Extract

This translation and commentary by Christopher Shields is an impressive achievement. To begin with, it renders Aristotle into English more accurately and precisely than the previous Clarendon translation, done by D. W. Hamlyn. Shields does a good job of making Aristotle's reasoning clear while still being faithful to Aristotle's terminology, with a few exceptions to be discussed below.

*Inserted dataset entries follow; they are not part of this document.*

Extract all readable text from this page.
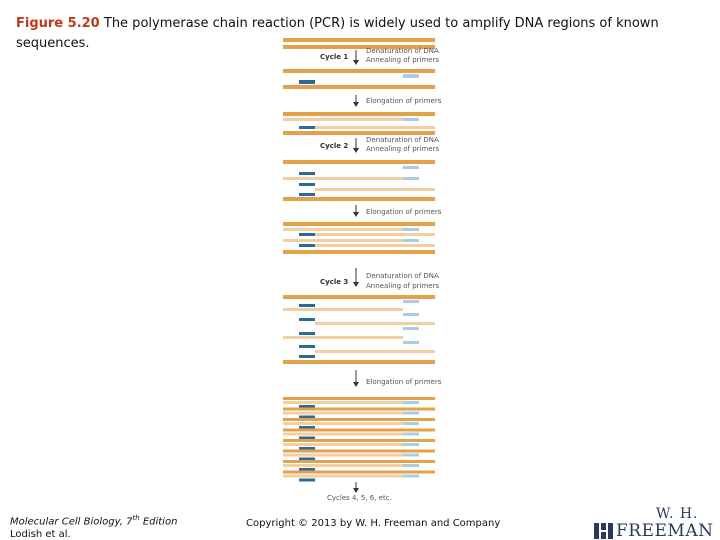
Figure 5.20 The polymerase chain reaction (PCR) is widely used to amplify DNA regions of known sequences.
Cycle 1
Denaturation of DNA
Annealing of primers
Elongation of primers
Cycle 2
Denaturation of DNA
Annealing of primers
Elongation of primers
Cycle 3
Denaturation of DNA
Annealing of primers
Elongation of primers
Cycles 4, 5, 6, etc.
Molecular Cell Biology, 7th Edition
Lodish et al.
Copyright © 2013 by W. H. Freeman and Company
W. H.
FREEMAN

Secondly, the introduction provides an excellent entry into Aristotle's views on the soul. Shields clearly presents the central topics of Aristotelian psychology and lays out the structure of the work. He helpfully presents the roles matter and form play in Aristotle's hylomorphism while also drawing attention to the philosophical issues about defining soul and body that Aristotle's framework raises and the complexities involved in applying this model to various living activities. Shields rightly notes that we should not think of the soul as ‘a set of capacities’ (an influential reading advocated by Jonathan Barnes and Richard Sorabji, inter alios) because the soul is neither a set nor ‘an aggregative entity at all’ (p. xxix). Shields recognizes the importance of the soul's unity for Aristotle and suggests that its powers are hierarchically ordered for teleological reasons: if a living thing is perceptive, for example, it is necessary that it also have a nutritive soul—otherwise it would not be able to secure its ends as the perceptual being it is, and nature would have acted in vain in equipping it (p. 184). Shields is right to point to the central role that teleology plays in Aristotle's views on the unity of living things, but more discussion of the underlying metaphysics would have been helpful (e.g. does Aristotle think that there are metaphysical connections between the various powers of the soul that result in a unified soul or is the connection merely teleological?). Also, while Shields does a good job of laying out Aristotle's explanatory framework, his introduction does not fully address the controversial question of where the science of the soul fits within Aristotle's view of reality: Is it simply part of the science of nature or does it also involve first philosophy, insofar as it includes reason, which grasps being itself?